4.1. Construire un climat de classe favorable à l’émergence de la parole

4.1.2. Des difficultés à surmonter

La principale difficulté que j’ai eu à gérer concerne les absences des étudiants. En effet, de par leurs situations personnelles compliquées, il leur était parfois difficile de venir en cours. A ce propos, je leur avais donc demandé de me prévenir en cas d’absence afin que je puisse les noter comme « excusés » et non pas simplement comme « absents », ce qui d’un point de vue administratif n’avait pas le même impact. J’ai choisi de faire leur confiance en ne demandant pas de justificatifs.

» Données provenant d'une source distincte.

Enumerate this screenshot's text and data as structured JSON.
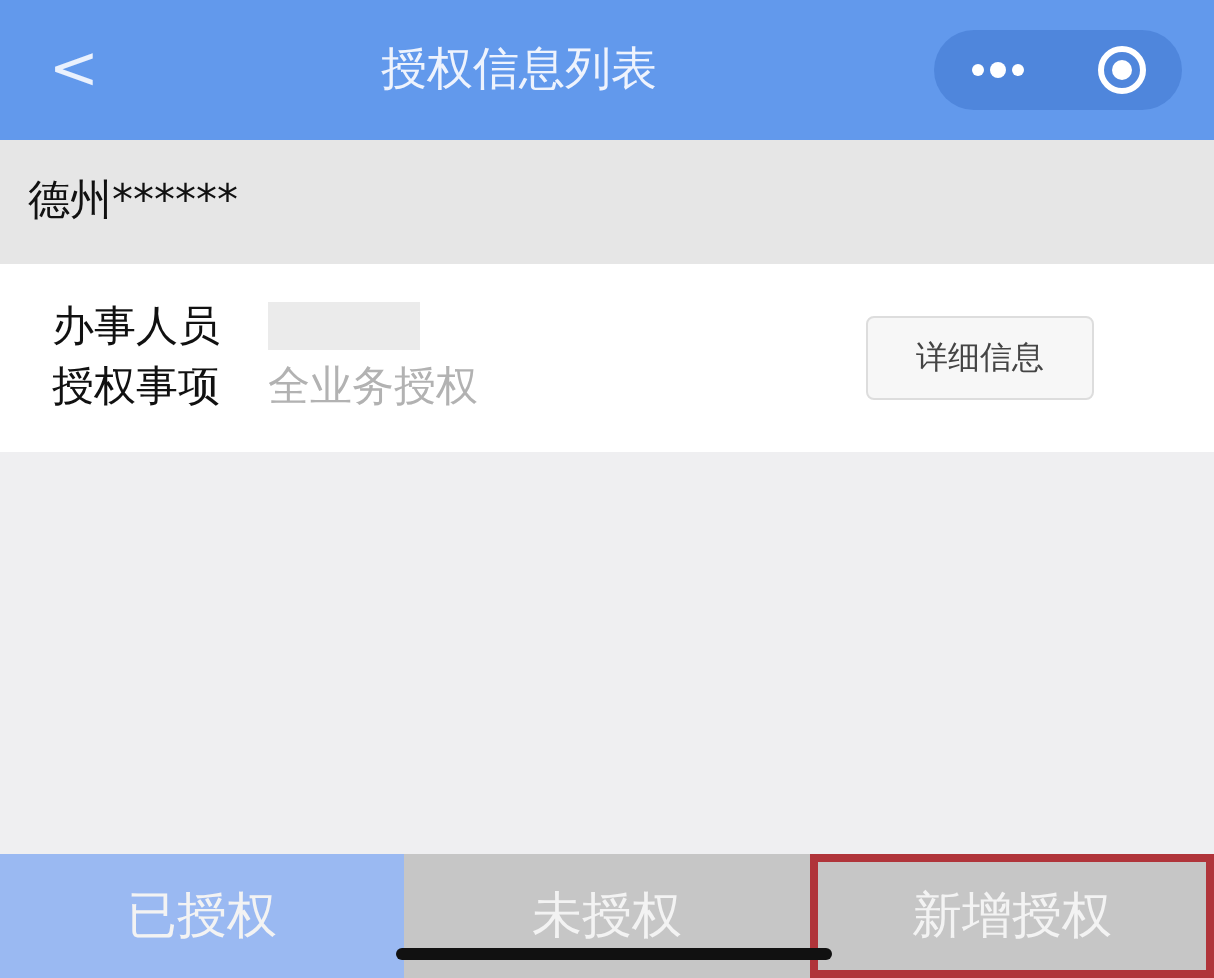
{
  "header": {
    "back": "<",
    "title": "授权信息列表"
  },
  "company": "德州******",
  "record": {
    "agent_label": "办事人员",
    "scope_label": "授权事项",
    "scope_value": "全业务授权",
    "detail_button": "详细信息"
  },
  "tabs": [
    {
      "label": "已授权",
      "selected": true,
      "highlighted": false
    },
    {
      "label": "未授权",
      "selected": false,
      "highlighted": false
    },
    {
      "label": "新增授权",
      "selected": false,
      "highlighted": true
    }
  ]
}
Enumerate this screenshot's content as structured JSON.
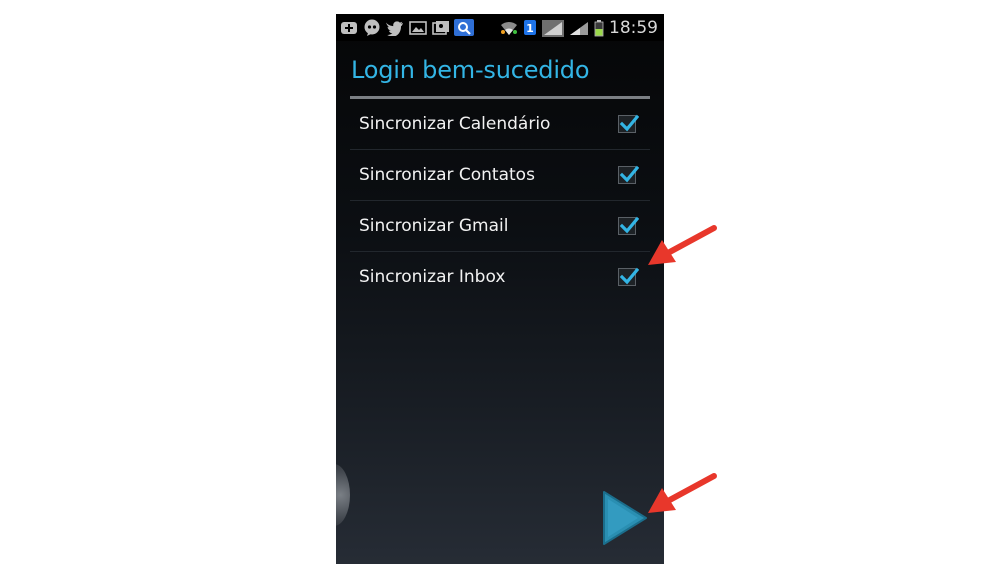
{
  "status_bar": {
    "icons": [
      "add-icon",
      "chat-bubble-icon",
      "twitter-icon",
      "image-icon",
      "gallery-icon",
      "search-icon",
      "wifi-icon",
      "one-badge-icon",
      "signal-icon",
      "signal-icon",
      "battery-icon"
    ],
    "time": "18:59"
  },
  "dialog": {
    "title": "Login bem-sucedido",
    "items": [
      {
        "label": "Sincronizar Calendário",
        "checked": true
      },
      {
        "label": "Sincronizar Contatos",
        "checked": true
      },
      {
        "label": "Sincronizar Gmail",
        "checked": true
      },
      {
        "label": "Sincronizar Inbox",
        "checked": true
      }
    ]
  },
  "colors": {
    "accent": "#33b5e5",
    "annotation_arrow": "#e8372b",
    "next_button": "#2a8fb2"
  },
  "annotations": [
    "red-arrow-icon",
    "red-arrow-icon"
  ]
}
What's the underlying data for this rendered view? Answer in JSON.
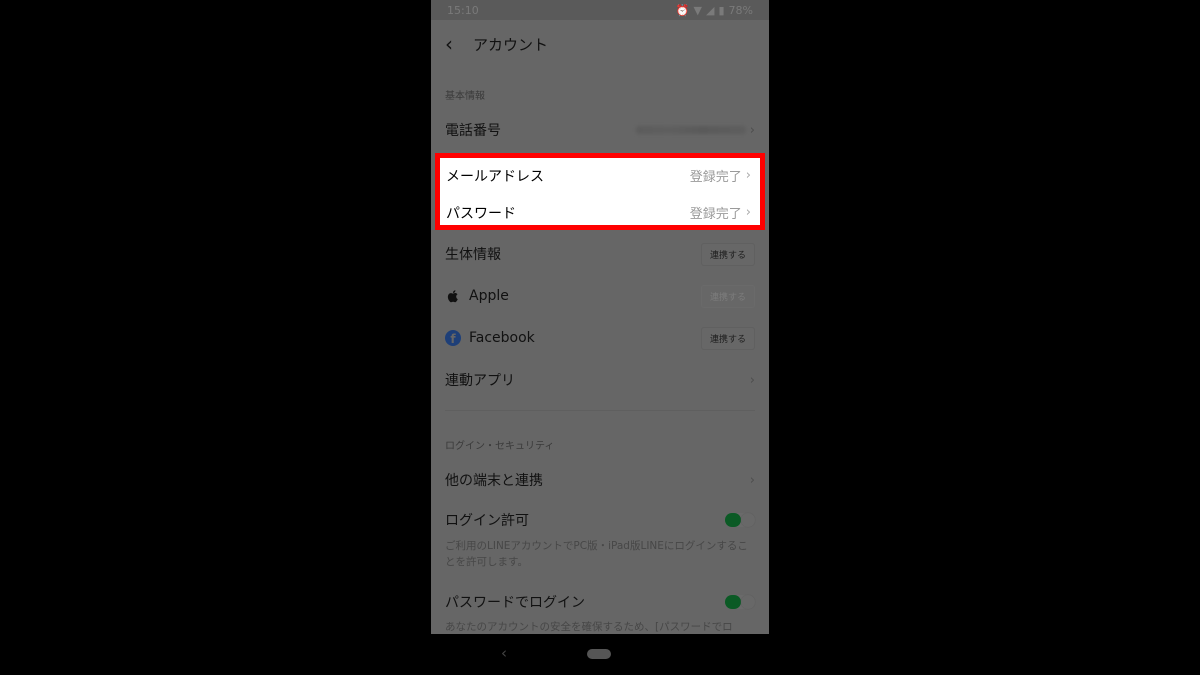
{
  "status_bar": {
    "time": "15:10",
    "battery": "78%",
    "icons": [
      "alarm-icon",
      "wifi-icon",
      "signal-icon",
      "battery-icon"
    ]
  },
  "header": {
    "back_icon": "chevron-left",
    "title": "アカウント"
  },
  "sections": {
    "basic_info": {
      "label": "基本情報",
      "phone": {
        "label": "電話番号",
        "value": "(blurred)"
      },
      "email": {
        "label": "メールアドレス",
        "value": "登録完了"
      },
      "password": {
        "label": "パスワード",
        "value": "登録完了"
      },
      "biometrics": {
        "label": "生体情報",
        "button": "連携する"
      },
      "apple": {
        "label": "Apple",
        "button": "連携する",
        "disabled": true
      },
      "facebook": {
        "label": "Facebook",
        "button": "連携する"
      },
      "linked_apps": {
        "label": "連動アプリ"
      }
    },
    "login_security": {
      "label": "ログイン・セキュリティ",
      "other_devices": {
        "label": "他の端末と連携"
      },
      "login_permission": {
        "label": "ログイン許可",
        "enabled": true,
        "description": "ご利用のLINEアカウントでPC版・iPad版LINEにログインすることを許可します。"
      },
      "password_login": {
        "label": "パスワードでログイン",
        "enabled": true,
        "description": "あなたのアカウントの安全を確保するため、[パスワードでロ"
      }
    }
  },
  "colors": {
    "highlight_border": "#ff0000",
    "toggle_on": "#0b5a25",
    "facebook": "#1e3f78"
  }
}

En effet, je ne souhaitais pas faire la police avec eux, sachant qu’ils avaient déjà de nombreuses demandes en ce sens auprès de la préfecture et d’autres administrations nationales. Les motifs d’absences évoqués concernaient d’ailleurs très souvent cela. D’autres étudiants ont également été absents pour diverses raisons : grèves des trains en fin de semestre (Extrait 4a – TP 016 à 026 : 120), cours dans d’autres composantes, etc.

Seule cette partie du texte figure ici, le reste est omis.